喫茶と読書 ひとつぶ

20210901

9月ですね!そして涼しい、というか、寒い!びっくりです。去年も9月に入った途端に涼しくなったような記憶がありますが、ここまでではなかった。今日は長袖でもよいくらい。皆様風邪など召しませぬように。

さて、昨日はブログを書く時間もなく、スケジュールをこなしました。昨日のメインイベントは映画でした。『サマー・オブ・ソウルーあるいは、革命がテレビ放映されなかった時』という映画です。またまたピーター・バラカンさんのおすすめで見にいきました。これは1969年、ウッドストックが開かれたのと同じ夏、ニューヨークのハーレムで開催された「ハーレム・カルチュラル・フェスティバル」の記録映像を映画にしたものです。

当時テレビ放映、あるいは映画などを製作することを想定して撮られていた膨大なフィルムは、公開されることなく約50年近く放置されていたらしいです。そして、この映画のすごいのは、その発掘されたフィルムを、関係者はもちろん、観客(当時は子供だった人)に見せて、その頃の記憶を掘り起こしたりしているところです。夢のような子供の頃の1日を思い出しながら映像を見ている人たちは、こちらが見ていても感動的でした。

また、1969年というのはアメリカにとってどんな年だったのか、そういう説明がとても細かく、わかりやすくされています。その頃のことをあまり知らない人、アメリカ人ではない人にも、このフェスティバルの意義、参加している人たちの思いなどがきちんと伝わってきます。

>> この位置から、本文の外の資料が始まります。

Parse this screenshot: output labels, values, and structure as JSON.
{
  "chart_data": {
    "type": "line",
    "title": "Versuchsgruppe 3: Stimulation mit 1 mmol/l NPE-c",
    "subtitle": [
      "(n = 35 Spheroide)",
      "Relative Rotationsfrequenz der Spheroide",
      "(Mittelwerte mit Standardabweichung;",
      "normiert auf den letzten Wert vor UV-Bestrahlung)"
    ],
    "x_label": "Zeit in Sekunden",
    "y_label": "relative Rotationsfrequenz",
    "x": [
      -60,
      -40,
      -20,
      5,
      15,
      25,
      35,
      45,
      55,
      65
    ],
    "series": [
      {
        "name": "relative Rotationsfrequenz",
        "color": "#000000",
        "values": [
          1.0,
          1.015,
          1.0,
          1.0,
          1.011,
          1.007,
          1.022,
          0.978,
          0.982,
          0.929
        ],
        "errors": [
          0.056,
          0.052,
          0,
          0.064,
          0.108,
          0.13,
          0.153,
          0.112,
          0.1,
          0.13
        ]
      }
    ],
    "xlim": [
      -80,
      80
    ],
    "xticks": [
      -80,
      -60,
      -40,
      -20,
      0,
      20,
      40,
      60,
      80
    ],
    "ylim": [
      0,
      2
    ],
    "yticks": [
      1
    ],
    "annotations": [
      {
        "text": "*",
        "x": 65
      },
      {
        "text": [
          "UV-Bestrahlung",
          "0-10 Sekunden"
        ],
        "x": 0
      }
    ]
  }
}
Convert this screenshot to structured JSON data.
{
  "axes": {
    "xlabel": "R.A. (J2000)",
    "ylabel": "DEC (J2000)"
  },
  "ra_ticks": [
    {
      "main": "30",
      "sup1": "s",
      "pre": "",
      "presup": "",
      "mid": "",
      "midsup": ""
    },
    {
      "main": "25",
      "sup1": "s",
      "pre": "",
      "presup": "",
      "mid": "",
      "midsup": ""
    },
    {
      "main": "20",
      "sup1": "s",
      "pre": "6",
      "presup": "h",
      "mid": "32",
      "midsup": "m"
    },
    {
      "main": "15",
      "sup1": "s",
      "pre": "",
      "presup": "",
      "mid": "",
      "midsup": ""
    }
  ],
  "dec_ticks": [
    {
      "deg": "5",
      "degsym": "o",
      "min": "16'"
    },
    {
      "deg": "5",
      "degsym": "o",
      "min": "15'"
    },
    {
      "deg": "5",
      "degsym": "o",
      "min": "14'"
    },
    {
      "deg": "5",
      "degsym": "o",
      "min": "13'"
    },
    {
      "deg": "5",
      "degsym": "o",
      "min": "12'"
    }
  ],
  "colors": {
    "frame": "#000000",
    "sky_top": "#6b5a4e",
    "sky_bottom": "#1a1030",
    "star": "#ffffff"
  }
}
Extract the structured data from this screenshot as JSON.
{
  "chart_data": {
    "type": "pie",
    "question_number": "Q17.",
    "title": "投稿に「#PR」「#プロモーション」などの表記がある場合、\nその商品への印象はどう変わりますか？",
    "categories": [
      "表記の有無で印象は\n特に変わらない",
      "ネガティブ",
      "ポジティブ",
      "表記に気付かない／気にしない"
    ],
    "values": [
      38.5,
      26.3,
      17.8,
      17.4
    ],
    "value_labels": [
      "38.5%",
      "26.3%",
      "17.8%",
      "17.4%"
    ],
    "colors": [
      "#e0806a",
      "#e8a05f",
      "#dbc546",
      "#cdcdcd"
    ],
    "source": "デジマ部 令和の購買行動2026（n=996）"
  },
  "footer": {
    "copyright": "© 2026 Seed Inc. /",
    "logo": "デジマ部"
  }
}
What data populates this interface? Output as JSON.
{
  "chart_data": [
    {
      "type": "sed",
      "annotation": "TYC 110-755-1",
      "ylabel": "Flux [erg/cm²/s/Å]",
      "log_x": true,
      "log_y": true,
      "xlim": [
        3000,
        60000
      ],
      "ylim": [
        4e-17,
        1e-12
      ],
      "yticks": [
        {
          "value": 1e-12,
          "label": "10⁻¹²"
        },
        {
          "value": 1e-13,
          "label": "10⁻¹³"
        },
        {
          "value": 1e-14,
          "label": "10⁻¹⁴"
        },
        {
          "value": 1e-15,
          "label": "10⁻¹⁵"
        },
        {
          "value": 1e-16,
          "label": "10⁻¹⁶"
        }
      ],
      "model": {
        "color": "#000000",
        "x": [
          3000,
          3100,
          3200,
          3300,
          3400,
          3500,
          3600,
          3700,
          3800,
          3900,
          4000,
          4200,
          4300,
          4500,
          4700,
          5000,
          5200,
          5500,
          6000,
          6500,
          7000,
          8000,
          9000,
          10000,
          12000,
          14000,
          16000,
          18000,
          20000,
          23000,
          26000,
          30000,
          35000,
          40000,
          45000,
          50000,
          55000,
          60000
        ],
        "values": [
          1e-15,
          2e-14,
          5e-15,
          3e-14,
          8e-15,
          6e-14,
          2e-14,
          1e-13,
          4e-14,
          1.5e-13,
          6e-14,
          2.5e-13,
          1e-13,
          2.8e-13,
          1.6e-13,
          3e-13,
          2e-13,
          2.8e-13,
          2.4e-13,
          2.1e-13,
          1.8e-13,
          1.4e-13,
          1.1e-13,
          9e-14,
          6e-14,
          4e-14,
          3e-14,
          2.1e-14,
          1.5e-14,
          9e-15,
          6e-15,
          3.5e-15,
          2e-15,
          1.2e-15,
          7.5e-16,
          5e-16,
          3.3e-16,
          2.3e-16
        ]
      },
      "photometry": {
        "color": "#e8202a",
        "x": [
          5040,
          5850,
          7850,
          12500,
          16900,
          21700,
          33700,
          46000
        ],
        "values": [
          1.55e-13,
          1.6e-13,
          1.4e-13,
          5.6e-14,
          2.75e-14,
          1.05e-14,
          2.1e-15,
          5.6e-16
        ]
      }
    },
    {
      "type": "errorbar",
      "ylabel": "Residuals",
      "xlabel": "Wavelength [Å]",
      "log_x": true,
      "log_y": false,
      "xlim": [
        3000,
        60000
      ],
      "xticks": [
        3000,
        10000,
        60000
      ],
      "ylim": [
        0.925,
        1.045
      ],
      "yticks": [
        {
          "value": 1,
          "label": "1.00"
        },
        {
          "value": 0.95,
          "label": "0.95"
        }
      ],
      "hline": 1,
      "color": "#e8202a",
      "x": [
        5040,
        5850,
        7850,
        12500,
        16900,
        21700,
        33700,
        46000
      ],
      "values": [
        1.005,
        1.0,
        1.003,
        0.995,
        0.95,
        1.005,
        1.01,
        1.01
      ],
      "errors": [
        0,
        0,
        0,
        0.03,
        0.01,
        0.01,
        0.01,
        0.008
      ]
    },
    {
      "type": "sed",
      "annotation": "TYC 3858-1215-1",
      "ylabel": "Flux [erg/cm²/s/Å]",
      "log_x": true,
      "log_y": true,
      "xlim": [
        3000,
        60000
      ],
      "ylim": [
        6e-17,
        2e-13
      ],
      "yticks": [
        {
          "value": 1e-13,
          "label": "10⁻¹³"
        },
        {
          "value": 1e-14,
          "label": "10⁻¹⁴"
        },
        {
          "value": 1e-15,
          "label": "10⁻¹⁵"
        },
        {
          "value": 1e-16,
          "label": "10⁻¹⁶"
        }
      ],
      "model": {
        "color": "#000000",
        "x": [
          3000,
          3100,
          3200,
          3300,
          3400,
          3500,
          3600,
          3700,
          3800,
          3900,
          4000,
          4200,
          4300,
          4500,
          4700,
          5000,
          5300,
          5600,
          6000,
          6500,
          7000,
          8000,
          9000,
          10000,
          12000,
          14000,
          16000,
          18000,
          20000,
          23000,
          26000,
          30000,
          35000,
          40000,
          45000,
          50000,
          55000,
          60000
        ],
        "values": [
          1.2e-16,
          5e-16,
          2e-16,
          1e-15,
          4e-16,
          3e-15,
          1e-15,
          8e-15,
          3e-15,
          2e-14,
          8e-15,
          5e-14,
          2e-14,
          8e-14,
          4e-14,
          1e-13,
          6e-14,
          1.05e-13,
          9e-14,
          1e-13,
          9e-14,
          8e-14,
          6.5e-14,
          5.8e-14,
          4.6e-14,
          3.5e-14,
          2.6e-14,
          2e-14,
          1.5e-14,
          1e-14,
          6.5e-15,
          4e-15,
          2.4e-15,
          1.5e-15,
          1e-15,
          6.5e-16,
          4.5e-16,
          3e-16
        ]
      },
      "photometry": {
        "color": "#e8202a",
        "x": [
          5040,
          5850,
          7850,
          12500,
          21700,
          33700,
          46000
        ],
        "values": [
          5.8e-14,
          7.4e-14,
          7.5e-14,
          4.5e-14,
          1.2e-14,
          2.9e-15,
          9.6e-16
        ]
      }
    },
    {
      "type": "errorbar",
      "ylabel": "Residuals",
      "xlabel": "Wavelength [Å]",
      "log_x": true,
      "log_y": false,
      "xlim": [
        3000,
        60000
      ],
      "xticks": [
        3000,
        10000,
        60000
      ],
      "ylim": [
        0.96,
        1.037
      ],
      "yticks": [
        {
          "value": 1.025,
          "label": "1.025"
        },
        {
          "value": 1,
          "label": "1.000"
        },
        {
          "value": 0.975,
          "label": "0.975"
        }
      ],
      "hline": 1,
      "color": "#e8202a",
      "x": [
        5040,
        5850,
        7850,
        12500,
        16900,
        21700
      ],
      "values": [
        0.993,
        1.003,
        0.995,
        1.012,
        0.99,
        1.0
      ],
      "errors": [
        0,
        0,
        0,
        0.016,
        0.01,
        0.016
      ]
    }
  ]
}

スティーヴィー・ワンダー、B・B・キング、スライ、ステイプル・シンガーズ、ニーナ・シモン、マヘリア・ジャクソンなど、ものすごい人たちのライブを見ることができるのも楽しいです。でも、やはり一番心に残ったのは、観客の人たち。一面のBLACKな人たちでした。ぎっしりとステージを囲んだ若者、老人、家族連れ。みんな音楽を楽しみ、リラックスしているように見えました。「ハーレムにいれば安全だった」という言葉がありました。それは私にとってはちょっと違和感のある言葉でした。なぜなら、ハーレムは危険なところ、というふうに聞いたことがあったからです。でもそれは、日本人である私にとって出会って、黒人であるその言葉を言った人にとっては、逆にハーレムの外の方が身の危険を感じる場所なのです。お互いにお互いの場所を危険と思ってしまうという、なんとも悲しい話です。

フジロックや先日問題になった名古屋のフェスのことも、少し思い出しながら見ていました。私はフジロックも開催するべきではなかったと思っています。名古屋のフェスのことは問題外です。でも、ロックフェスの、あの、みんなが音楽を聞きにきていて、楽しくて幸せな空気というのは他の空間では味わえないことも確かです。芝生で寝転びながら、遠くで音楽が鳴っているのが聞こえてくる中でうとうとしたり、真夜中にたまたま通りかかったステージの音楽に魅了されてしまったり、グループで来ている子たちが楽しそうにじゃれていたり。フェスの空間での楽しい気持ちを思い出して、今の状況って、確かに息苦しいよね、と思いました。だからと言って、今開催されるフェスは擁護しませんが。『アメリカン・ユートピア』を見た時も思いましたが、早くまた叫んだり踊ったりできるようになってほしいです。

また雨が降ってきています。しばらくこの涼しい状況が続くのでしょうか。あっという間に秋になりそうですね。それではまた明日。おやすみなさい。